The Classroom’s Inconvenient Truth
Yahoo News is reporting that David Guggenheim, the director of the Oscar Award winning An Inconvenient Truth, will be releasing a new film which focuses on the U.S. public education system called Waiting for Superman. The film is intended to show the problems facing public schools in our country and will debut at the Sundance Film Festival this week in Utah.
The film also estimates that by 2020 the education system will produce only 50 million students capable of filling more than 120 million jobs seeking highly qualified individuals.
“As much as politicians, reformers and the press know what the real problems are, they’re not going to talk about them, because they’re politically deadly,” Guggenheim states.

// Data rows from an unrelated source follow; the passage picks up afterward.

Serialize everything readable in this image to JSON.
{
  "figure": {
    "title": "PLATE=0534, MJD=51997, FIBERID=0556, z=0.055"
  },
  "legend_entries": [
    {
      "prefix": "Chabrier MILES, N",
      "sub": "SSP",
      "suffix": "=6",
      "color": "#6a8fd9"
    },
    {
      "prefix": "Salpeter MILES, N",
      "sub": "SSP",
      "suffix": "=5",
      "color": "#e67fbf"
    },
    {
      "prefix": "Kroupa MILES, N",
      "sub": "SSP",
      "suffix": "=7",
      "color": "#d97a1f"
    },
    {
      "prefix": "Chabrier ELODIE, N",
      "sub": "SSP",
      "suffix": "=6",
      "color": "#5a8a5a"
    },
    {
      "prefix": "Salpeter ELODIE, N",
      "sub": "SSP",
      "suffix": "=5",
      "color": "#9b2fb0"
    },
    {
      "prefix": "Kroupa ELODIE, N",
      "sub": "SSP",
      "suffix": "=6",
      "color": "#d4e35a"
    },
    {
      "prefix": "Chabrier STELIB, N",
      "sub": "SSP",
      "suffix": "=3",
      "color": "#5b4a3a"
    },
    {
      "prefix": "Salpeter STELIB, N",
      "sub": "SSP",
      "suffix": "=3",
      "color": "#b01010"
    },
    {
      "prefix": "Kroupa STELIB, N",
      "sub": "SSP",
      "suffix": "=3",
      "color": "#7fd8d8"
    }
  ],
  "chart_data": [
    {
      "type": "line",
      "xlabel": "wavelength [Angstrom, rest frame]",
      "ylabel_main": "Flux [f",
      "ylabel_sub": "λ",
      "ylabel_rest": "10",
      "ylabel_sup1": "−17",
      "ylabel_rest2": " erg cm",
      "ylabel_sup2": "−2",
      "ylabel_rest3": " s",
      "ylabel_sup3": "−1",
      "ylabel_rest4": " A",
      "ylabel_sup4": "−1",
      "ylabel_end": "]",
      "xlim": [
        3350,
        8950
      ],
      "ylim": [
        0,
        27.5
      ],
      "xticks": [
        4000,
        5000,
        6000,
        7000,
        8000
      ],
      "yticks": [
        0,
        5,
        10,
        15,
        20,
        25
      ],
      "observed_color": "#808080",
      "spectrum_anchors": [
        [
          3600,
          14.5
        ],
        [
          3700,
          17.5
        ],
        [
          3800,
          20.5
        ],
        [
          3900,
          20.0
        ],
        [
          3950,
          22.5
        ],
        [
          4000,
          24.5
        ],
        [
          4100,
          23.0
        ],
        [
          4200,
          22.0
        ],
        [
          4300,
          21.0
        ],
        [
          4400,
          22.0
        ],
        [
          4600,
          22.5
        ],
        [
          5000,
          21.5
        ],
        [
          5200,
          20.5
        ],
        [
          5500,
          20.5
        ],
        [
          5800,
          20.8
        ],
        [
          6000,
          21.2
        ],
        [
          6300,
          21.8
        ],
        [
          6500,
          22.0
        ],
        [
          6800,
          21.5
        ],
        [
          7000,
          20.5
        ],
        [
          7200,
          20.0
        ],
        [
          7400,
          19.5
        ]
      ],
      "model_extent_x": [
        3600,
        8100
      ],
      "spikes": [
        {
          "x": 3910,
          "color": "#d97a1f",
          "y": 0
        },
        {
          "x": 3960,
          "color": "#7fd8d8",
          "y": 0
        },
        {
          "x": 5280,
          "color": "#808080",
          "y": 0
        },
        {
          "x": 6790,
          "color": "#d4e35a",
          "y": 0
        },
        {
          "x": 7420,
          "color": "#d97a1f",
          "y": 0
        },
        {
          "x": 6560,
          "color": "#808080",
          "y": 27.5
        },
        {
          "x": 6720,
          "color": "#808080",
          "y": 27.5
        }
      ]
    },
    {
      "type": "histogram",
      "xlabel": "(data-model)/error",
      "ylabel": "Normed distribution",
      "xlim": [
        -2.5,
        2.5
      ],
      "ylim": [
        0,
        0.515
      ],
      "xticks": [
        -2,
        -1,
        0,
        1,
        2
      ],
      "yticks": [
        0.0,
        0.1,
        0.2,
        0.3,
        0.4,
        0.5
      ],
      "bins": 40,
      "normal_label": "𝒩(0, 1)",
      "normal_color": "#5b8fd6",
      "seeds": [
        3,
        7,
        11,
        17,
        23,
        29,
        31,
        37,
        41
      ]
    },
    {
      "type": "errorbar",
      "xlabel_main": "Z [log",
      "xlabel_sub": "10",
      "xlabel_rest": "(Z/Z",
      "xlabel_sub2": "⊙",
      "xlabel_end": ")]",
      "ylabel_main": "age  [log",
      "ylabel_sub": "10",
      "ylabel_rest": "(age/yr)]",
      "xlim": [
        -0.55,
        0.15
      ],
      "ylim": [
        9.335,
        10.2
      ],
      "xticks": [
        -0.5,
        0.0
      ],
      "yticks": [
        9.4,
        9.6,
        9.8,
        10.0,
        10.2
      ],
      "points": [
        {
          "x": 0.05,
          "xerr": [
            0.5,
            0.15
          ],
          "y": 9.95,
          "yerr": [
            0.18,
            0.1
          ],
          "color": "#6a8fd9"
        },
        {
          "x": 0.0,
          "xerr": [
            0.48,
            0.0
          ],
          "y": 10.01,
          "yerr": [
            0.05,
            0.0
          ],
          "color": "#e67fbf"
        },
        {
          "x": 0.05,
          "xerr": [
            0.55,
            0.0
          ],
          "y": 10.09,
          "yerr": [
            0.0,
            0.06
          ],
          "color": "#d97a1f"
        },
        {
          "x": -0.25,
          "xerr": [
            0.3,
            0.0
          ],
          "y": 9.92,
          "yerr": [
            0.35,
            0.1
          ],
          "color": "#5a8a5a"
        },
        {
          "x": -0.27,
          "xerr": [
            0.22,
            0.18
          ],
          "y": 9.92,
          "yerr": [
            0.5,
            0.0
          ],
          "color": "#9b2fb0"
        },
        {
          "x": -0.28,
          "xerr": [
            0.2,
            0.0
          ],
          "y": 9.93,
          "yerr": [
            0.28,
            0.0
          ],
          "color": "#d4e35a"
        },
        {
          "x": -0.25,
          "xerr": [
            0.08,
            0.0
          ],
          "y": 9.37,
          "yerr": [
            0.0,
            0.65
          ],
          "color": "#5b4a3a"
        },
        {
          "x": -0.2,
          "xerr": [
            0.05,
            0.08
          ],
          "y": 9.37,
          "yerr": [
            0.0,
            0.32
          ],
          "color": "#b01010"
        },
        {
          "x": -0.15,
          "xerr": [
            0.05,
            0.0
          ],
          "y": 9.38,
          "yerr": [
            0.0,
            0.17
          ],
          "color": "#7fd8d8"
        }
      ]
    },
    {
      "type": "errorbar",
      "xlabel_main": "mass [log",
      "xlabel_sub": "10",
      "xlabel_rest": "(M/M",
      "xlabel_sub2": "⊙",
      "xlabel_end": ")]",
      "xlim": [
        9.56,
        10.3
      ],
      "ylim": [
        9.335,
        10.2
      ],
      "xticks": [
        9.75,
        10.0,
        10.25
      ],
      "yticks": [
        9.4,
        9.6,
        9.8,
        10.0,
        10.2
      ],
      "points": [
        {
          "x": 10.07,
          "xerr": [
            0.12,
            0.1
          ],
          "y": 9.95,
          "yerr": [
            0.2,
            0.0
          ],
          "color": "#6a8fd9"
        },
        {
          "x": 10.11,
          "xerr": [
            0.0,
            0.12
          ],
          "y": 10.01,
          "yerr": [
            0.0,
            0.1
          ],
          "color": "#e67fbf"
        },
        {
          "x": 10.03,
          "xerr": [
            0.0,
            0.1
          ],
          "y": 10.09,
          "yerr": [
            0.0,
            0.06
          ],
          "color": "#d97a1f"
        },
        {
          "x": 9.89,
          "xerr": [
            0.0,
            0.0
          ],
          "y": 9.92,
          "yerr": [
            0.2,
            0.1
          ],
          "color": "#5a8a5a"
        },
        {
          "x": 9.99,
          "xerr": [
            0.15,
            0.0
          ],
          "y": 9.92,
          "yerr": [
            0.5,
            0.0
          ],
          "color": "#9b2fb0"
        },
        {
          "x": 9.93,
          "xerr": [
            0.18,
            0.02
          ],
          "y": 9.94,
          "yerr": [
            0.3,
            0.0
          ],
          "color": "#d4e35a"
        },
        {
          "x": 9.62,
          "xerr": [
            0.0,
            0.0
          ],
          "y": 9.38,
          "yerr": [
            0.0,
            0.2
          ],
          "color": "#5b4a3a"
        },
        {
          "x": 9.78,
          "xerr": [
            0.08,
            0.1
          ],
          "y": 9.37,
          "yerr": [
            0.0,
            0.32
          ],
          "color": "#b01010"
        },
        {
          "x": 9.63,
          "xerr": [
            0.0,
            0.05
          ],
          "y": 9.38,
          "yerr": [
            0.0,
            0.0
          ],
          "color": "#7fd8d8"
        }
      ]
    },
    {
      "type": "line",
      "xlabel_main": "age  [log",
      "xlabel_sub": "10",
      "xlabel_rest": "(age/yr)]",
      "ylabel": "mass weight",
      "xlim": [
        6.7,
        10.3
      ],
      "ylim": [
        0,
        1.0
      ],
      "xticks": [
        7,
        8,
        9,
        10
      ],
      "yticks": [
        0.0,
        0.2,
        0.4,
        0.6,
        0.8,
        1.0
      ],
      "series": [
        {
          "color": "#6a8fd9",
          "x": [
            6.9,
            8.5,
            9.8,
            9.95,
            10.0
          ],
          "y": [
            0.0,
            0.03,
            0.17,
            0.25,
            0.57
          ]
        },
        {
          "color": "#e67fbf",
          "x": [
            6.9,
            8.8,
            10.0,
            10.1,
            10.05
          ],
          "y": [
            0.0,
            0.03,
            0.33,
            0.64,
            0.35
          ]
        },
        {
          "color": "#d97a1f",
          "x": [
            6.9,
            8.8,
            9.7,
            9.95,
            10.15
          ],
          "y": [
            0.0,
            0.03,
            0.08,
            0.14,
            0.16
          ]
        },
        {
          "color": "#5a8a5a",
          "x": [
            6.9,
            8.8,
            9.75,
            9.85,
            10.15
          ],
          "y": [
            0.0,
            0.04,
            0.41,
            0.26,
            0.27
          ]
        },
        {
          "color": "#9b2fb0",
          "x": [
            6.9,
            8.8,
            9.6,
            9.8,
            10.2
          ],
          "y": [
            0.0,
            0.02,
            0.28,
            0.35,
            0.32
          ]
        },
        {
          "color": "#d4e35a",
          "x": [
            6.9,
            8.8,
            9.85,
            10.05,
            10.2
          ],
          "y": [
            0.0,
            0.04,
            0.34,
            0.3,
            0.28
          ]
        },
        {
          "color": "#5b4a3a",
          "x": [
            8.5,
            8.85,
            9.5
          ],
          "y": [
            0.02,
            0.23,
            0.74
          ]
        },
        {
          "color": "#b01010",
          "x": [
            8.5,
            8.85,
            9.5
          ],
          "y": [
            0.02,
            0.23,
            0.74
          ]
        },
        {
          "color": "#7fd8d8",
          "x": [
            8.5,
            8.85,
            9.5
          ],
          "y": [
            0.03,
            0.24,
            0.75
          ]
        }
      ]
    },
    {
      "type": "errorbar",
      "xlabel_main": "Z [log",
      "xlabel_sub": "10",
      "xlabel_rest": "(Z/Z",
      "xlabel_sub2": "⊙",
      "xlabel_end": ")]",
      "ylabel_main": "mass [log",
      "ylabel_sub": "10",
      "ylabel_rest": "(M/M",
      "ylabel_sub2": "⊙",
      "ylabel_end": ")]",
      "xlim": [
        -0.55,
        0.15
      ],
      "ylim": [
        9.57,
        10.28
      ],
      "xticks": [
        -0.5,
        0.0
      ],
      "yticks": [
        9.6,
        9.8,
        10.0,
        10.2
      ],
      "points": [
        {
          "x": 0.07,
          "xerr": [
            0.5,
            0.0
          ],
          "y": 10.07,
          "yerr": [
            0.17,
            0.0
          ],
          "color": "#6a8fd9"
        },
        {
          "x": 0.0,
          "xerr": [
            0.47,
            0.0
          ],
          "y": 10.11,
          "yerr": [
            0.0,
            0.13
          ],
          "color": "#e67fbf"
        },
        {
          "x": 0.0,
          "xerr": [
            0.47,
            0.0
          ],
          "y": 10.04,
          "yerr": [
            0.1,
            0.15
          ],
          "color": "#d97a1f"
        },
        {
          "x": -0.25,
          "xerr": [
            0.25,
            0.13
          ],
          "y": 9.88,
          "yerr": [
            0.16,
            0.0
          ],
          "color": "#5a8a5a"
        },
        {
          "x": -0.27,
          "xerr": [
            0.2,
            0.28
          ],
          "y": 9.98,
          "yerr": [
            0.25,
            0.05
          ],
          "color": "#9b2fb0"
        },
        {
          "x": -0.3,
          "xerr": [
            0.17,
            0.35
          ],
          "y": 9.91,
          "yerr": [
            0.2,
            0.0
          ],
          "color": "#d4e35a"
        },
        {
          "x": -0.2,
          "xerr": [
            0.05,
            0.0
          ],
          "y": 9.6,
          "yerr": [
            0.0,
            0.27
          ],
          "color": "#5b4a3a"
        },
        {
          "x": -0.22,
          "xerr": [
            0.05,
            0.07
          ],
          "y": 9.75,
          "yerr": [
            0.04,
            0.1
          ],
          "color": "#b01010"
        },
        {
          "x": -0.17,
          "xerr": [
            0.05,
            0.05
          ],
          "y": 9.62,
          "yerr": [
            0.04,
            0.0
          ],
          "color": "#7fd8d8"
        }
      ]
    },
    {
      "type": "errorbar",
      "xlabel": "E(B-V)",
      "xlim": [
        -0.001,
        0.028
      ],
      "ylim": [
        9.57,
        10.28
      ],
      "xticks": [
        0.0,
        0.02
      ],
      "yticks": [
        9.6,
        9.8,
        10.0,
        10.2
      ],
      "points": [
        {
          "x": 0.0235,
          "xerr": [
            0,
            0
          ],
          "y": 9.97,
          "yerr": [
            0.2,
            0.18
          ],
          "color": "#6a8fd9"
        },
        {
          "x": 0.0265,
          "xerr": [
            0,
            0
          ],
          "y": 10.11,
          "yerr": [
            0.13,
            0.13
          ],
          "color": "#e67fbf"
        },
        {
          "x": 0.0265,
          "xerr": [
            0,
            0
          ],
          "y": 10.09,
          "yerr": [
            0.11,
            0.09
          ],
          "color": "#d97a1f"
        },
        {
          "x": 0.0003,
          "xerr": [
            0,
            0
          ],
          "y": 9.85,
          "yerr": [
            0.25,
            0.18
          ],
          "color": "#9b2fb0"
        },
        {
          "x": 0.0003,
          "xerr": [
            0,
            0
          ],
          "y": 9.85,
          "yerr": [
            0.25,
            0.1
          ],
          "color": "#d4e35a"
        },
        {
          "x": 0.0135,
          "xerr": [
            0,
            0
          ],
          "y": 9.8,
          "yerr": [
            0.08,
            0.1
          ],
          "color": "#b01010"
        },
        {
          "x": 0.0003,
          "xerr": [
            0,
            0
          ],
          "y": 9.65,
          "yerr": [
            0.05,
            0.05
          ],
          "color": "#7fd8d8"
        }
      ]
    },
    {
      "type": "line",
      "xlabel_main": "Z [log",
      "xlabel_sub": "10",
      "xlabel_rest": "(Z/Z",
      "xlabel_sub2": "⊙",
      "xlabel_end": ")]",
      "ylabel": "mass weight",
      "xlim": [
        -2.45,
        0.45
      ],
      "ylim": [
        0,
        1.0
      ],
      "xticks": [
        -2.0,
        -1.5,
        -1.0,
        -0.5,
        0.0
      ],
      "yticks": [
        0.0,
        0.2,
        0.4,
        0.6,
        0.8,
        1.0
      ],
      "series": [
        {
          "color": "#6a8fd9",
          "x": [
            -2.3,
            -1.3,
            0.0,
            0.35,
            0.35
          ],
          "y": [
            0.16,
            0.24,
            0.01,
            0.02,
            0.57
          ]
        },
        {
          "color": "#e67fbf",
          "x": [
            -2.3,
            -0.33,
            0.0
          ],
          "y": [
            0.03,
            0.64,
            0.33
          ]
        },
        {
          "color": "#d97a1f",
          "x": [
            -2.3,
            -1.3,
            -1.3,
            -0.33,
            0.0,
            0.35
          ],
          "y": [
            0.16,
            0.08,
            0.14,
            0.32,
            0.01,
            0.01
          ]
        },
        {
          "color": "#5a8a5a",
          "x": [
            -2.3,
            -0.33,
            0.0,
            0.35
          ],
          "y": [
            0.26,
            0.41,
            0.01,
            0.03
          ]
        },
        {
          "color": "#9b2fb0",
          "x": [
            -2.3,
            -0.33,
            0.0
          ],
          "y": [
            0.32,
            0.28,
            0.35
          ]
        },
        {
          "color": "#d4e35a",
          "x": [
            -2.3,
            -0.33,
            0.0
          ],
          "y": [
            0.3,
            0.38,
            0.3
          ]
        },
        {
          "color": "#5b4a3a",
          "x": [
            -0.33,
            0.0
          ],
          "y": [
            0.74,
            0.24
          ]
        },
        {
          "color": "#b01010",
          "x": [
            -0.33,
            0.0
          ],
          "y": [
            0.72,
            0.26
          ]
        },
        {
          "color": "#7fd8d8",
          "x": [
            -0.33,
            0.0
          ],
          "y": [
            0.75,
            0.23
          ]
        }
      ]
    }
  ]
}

In addition to the movie, Bill Gates, whose net worth was estimated at $40 billion by Forbes magazine in 2009, will be in attendance as well. He has a starring role in the documentary and will be appearing at the movie’s showing to discuss education and ways Americans can demand greater accountability out of our public schools, as well as strategies for overall reform of how we teach students. His foundation, The Bill and Melinda Gates Foundation, gives away millions of dollars to improve schools in America and has been a driving force for change in instruction in its few short years of existence.
It’s too bad this event won’t be publicly aired and we have to wait for the movie to be mass released because, as Guggenheim notes, this is a great opportunity for raising the profile of education in our nation’s debate.
“But the only way we’re going to address this crisis is if these uncomfortable truths are spoken out loud.”